Women do indeed control a majority of the global spending power, and they’re seeking out products that are stylish and comfortable.
Bergesen, who founded Oiselle because she was done with "poofy" running shorts, said she followed her passion in launching a women’s-only brand. She also aims to encourage competition and ambition while delivering a product that looks good and performs well.
Bergesen talks with SNEWS about trends we should expect to see in fall 2014, what she feels are important supply-chain issues and what challenges she’s faced since launching her business.
What are some of the trends in women's running apparel that we should expect to see for fall 2014?
More translucent fabrics that are both lightweight for performance and visually interesting for style. More interesting seamless designs and garments. New fabrics with unique textures and performance qualities
Why do you think there has been an increase in the number of women's-only brands in recent years?
Because women rock and rule.
What does Oiselle offer that other women's brands don't?
We call our brand "feminine fierce" and it's what sets us apart. The combining of grace and beauty in design — with the edge of competition and fire in athletic goals, ambition. Many women's brands nail the first part, but shy away from the second. Our notion is that you can have both. We need both.
Tell us about the history of your company?
It all started with wanting non-poofy running shorts and has simply grown from there. But great product is just the beginning. We're where we are today because we've had the good fortune of building a team that is completely passionate about what they do and want to go to the moon.
Tell us about the significance of your name?
Oiselle is French for bird. From a business and brand standpoint, it's unique, memorable, ownable. From a story standpoint, it equals freedom and flight — the emotional power of running for so many women, myself included.
What have been some of the challenges in starting this business?
You name it: Hiring, firing, sourcing, creating, moving, boxing, shipping and still being sane and present for family.
How has it grown over the years?
Everything has grown and changed – most for the better.

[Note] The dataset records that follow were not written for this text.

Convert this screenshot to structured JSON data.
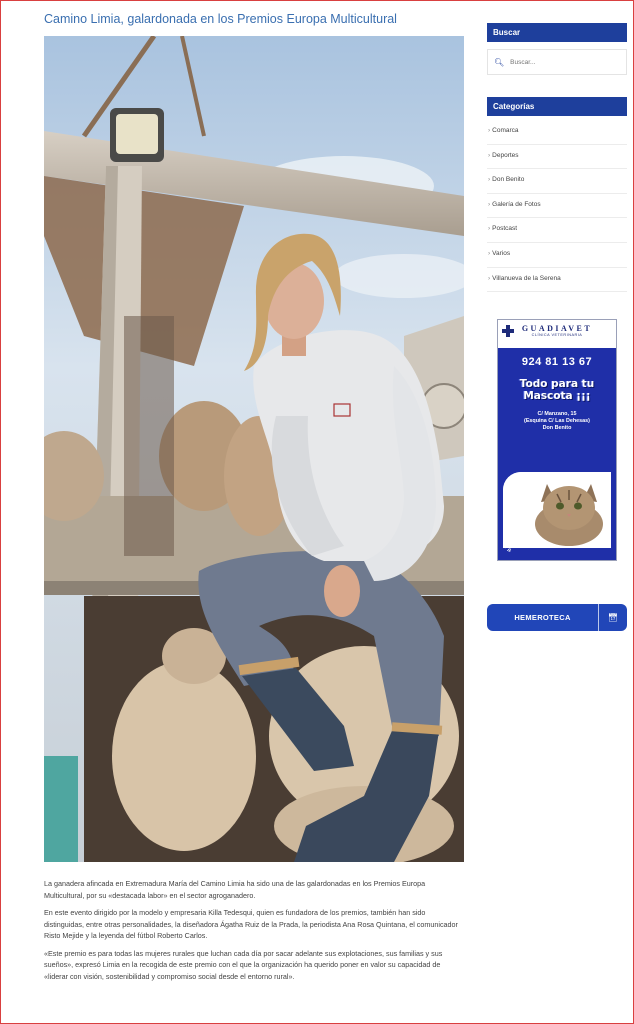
{
  "article": {
    "title": "Camino Limia, galardonada en los Premios Europa Multicultural",
    "image_alt": "Camino Limia con ovejas",
    "paragraphs": [
      "La ganadera afincada en Extremadura María del Camino Limia ha sido una de las galardonadas en los Premios Europa Multicultural, por su «destacada labor» en el sector agroganadero.",
      "En este evento dirigido por la modelo y empresaria Killa Tedesqui, quien es fundadora de los premios, también han sido distinguidas, entre otras personalidades, la diseñadora Ágatha Ruiz de la Prada, la periodista Ana Rosa Quintana, el comunicador Risto Mejide y la leyenda del fútbol Roberto Carlos.",
      "«Este premio es para todas las mujeres rurales que luchan cada día por sacar adelante sus explotaciones, sus familias y sus sueños», expresó Limia en la recogida de este premio con el que la organización ha querido poner en valor su capacidad de «liderar con visión, sostenibilidad y compromiso social desde el entorno rural»."
    ]
  },
  "sidebar": {
    "search_title": "Buscar",
    "search_placeholder": "Buscar...",
    "categories_title": "Categorías",
    "categories": [
      "Comarca",
      "Deportes",
      "Don Benito",
      "Galería de Fotos",
      "Postcast",
      "Varios",
      "Villanueva de la Serena"
    ],
    "hemeroteca_label": "HEMEROTECA"
  },
  "ad": {
    "brand": "GUADIAVET",
    "subtitle": "CLÍNICA VETERINARIA",
    "phone": "924 81 13 67",
    "slogan_line1": "Todo para tu",
    "slogan_line2": "Mascota ¡¡¡",
    "address_line1": "C/ Manzano, 15",
    "address_line2": "(Esquina C/ Las Dehesas)",
    "address_line3": "Don Benito"
  },
  "icons": {
    "search": "search-icon",
    "chevron": "chevron-right-icon",
    "calendar": "calendar-icon",
    "paw": "paw-icon"
  },
  "colors": {
    "link_blue": "#3a6fb0",
    "widget_header": "#1e3f9c",
    "button_blue": "#2146b8",
    "ad_blue": "#1f2fa8"
  }
}
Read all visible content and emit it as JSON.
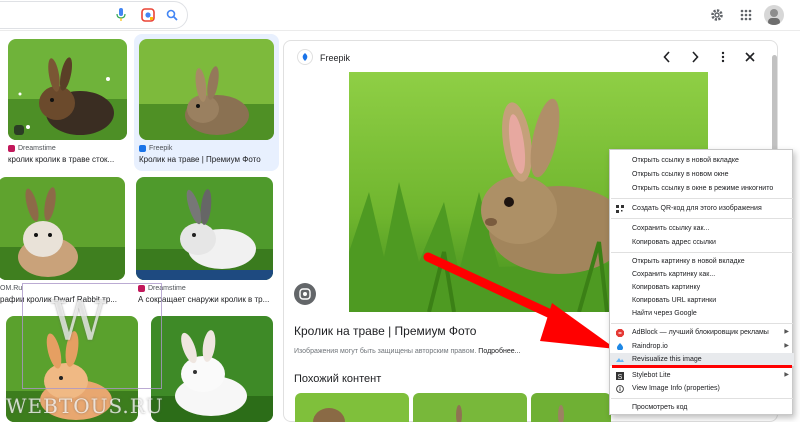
{
  "header": {
    "mic_icon": "mic-icon",
    "lens_icon": "lens-icon",
    "search_icon": "search-icon",
    "settings_icon": "gear-icon",
    "apps_icon": "apps-grid-icon"
  },
  "results": [
    {
      "source": "Dreamstime",
      "caption": "кролик кролик в траве сток...",
      "fav_color": "#c2185b"
    },
    {
      "source": "Freepik",
      "caption": "Кролик на траве | Премиум Фото",
      "fav_color": "#1a73e8"
    },
    {
      "source": "",
      "caption": "",
      "fav_color": ""
    },
    {
      "source": "Dreamstime",
      "caption": "",
      "fav_color": "#c2185b"
    },
    {
      "source": "OM.Ru",
      "caption": "рафии кролик Dwarf Rabbit тр...",
      "fav_color": ""
    },
    {
      "source": "Dreamstime",
      "caption": "А сокращает снаружи кролик в тр...",
      "fav_color": "#c2185b"
    }
  ],
  "panel": {
    "source": "Freepik",
    "title": "Кролик на траве | Премиум Фото",
    "note": "Изображения могут быть защищены авторским правом.",
    "note_more": "Подробнее...",
    "similar_heading": "Похожий контент"
  },
  "context_menu": {
    "items": [
      "Открыть ссылку в новой вкладке",
      "Открыть ссылку в новом окне",
      "Открыть ссылку в окне в режиме инкогнито",
      "Создать QR-код для этого изображения",
      "Сохранить ссылку как...",
      "Копировать адрес ссылки",
      "Открыть картинку в новой вкладке",
      "Сохранить картинку как...",
      "Копировать картинку",
      "Копировать URL картинки",
      "Найти через Google",
      "AdBlock — лучший блокировщик рекламы",
      "Raindrop.io",
      "Revisualize this image",
      "Stylebot Lite",
      "View Image Info (properties)",
      "Просмотреть код"
    ],
    "highlight_color": "#ff0000"
  },
  "watermark": {
    "text": "WEBTOUS.RU",
    "letter": "W"
  }
}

Having a business is like having a child. You see it go through all its stages, from infancy to the gangly teenage years. I feel like Oiselle is just starting to come out of that. She's a young woman now on the verge of a very interesting life.
What is the best piece of business advice you've gotten?
Keep going — best running advice. too.
What is it you love most about running this business?
Having a family; we call it #runfamily.
What are some of the issues that are important to you?
If you're not interested in starting a business, maybe think about the companies you purchase from. I used to be the worst at this — shopping by price, where cheaper equaled better. Now that I've learned more about the industry, and the realities of factories and sourcing, I care a lot more about where the products I buy come from. One of the most unfortunate trends right now, in my opinion, is "fast fashion" — the H&Ms of the world. There's a reason the product is so inexpensive, and most consumers don't want to look beneath the surface. On the flip side, there are a ton of companies that are doing well by doing right from denim, like Nudie Jeans, to outerwear, like Patagonia, to lingerie like Hanky Panky.